The Stanford Prison Experiment is a fictional reimagining of real life events that became Psychology 101.
The Stanford Prison Experiment is Psychology 101. Introductory textbooks on the subject all make note of the events that took place at Stanford University in August of 1971, in which 18 college-aged participants and students simulated a prison environment as part of a psychological study by Philip Zimbardo. Half took shifts as ruthless, abusive guards, and the other half were punished, degraded, humiliated and malnourished as a part of their imprisonment. After just six days of an allotted two weeks, the results predictably did not end well. Students today look back on it as an example of a study gone horribly, ethically wrong, but also as an example of behavioral psychology.
The film adaptation of this, also titled “The Stanford Prison Experiment” and directed by Kyle Patrick Alvarez, should also feel like essential psychology. The film makes abundantly clear in a string of darkly tense, even twistedly funny set pieces, just what happened here and how much a situation like this could affect these individual’s minds. What’s more, Alvarez leaves morality out of the equation. There’s notable ambiguity as to whether such an experiment should’ve ever been conducted, or if it actually produced real academic results and lessons on psychology.
But Alvarez misses an opportunity. “The Stanford Prison Experiment” is a horror story, a terrifically acted and fascinatingly lensed experiment of its own. But like the prison experiment itself, the horrors Alvarez subjects us to are mostly one-dimensional.
In the film, Zimbardo (Billy Crudup) shares the goal that the experiment is designed to test how an institution affects an individual’s behavior. With that broad of a thesis in mind, any experiment could be a success, and the Stanford Prison Experiment would qualify as a rousing one. But it’s hard to know what, if any, academic value any of this actually had.

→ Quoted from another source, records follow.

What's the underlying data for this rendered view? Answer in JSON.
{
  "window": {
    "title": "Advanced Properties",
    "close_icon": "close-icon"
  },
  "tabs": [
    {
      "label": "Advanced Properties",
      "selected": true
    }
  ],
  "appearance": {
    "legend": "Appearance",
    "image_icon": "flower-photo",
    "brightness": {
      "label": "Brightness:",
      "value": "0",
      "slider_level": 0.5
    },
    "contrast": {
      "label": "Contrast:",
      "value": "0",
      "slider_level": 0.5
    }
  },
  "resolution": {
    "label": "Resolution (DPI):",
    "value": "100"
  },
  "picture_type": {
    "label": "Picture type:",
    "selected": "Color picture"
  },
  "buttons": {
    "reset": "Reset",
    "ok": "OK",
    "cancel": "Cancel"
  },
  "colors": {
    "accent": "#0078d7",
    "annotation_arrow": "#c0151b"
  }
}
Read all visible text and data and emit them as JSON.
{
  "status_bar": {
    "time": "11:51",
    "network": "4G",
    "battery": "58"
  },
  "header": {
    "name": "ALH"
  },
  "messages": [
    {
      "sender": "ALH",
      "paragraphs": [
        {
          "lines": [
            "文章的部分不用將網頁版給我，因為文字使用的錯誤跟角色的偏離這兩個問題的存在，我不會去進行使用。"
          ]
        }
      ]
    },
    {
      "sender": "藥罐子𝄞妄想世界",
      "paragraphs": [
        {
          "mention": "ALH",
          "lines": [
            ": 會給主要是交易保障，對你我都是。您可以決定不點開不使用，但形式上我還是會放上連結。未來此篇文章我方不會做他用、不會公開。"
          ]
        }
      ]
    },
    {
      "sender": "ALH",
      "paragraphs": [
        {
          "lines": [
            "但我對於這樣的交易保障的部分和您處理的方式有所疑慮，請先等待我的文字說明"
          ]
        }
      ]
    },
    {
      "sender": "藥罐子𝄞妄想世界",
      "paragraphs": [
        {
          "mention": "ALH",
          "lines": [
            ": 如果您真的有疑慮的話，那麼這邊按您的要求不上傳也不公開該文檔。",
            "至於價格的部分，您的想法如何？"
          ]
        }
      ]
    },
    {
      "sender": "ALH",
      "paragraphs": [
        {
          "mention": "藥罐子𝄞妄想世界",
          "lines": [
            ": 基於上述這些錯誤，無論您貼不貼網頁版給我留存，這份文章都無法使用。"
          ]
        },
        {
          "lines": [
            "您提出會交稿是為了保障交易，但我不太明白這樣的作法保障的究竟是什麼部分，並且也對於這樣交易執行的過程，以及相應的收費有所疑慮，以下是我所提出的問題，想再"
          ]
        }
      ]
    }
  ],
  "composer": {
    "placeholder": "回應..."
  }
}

All Alvarez makes clear is that it has an impact, and that when pressed and put under certain institutional circumstances, you begin to play the part. Prisoner 8612 (Ezra Miller) is the first to break. He’s sarcastic and non-conformist, and leads a successful revolt on the second day to barricade the doors to their cells so the guards can’t get in. But when he’s locked in the hole and has his rebellion ignored and subdued, he quickly begins to believe his imprisonment is real. On the other side of the coin, the prisoners lovingly dub one guard John Wayne (Michael Angarano) for how he dons a Strother Martin in “Cool Hand Luke” impression whenever he disappears behind those one-way aviator sunglasses.
Alvarez’s film is a series of these grim prison set pieces. One of the film’s first and best involves John Wayne making the prisoners recite their numbers in a role call. The camera tracks swiftly down the narrow hallway as each prisoner rattles off their rank, and Alvarez finds an awful lot of room for motion and leering framing without sacrificing the claustrophobic space of the actual set.

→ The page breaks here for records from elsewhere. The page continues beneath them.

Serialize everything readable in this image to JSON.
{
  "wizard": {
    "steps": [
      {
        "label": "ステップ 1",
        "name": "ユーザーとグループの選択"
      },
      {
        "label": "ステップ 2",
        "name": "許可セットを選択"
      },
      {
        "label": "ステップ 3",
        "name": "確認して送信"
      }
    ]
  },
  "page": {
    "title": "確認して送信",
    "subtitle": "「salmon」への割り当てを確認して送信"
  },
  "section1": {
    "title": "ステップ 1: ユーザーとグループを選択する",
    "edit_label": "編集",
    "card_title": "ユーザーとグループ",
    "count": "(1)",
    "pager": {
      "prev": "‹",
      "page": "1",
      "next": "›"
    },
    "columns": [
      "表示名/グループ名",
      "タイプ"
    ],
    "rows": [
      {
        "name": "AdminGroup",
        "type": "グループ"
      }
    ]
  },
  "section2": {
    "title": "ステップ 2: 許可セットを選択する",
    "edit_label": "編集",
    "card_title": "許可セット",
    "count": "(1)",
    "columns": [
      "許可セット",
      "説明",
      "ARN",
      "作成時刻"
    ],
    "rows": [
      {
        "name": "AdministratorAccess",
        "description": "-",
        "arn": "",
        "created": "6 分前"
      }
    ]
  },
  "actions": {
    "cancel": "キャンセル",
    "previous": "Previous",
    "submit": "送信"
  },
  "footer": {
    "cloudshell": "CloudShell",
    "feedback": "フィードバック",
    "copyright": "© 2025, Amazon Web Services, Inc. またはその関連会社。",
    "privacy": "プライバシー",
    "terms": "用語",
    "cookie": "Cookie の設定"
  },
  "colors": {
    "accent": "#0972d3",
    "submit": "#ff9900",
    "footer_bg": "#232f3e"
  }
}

These re-imagined moments of history, all of them highly accurate to the available footage seen online, are so calculated and choreographed that the deliberate pacing calls attention to the abuse of the task-master guards. They’re arduous, torturous, talkative set pieces in which time evaporates and the scene becomes truly, psychologically draining.
That illusion disappears however when we step into Zimbardo’s real world. These scenes watching Zimbardo and his fellow colleagues observe the prisoners are far more procedural without feeling notably academic or insightful in terms of the film’s themes. Zimbardo begins to look less deranged and consumed and more clueless, as everyone ignores obvious signs of abuse and madness to the prisoners as though they were just flukes.
Alvarez isn’t interested in making a morality tale condemning Zimbardo or the students involved. This film isn’t a question of whether this study should or shouldn’t have happened. It doesn’t even contain the prison reform commentary that would eventually become part of Zimbardo’s later career. But if you’re not going to pose those questions about the academic value of such a study, why even include those scenes at all?
I imagine a Stanford Prison Experiment movie in which the Zimbardo character is completely absent, in which students get instructions from faceless figures, and the behind the scenes pulling of strings is as hidden to us as it is to the tormented and confused characters.
Alvarez really does manage to build a sense of terror and psychological dread. And the film is made up of an incredible who’s who of young actors, all of them standing out in individual set pieces, from Miller and Angarano to Tye Sheridan, Thomas Mann, Keir Gilchrist, Johnny Simmons, Nicholas Bruan, James Frecheville, Chris Sheffield and more.
But in just offering a historical document, Alvarez misses a chance to conduct his own psychological experience on his audience. “The Stanford Prison Experiment” is a powerful film, but perhaps not affecting.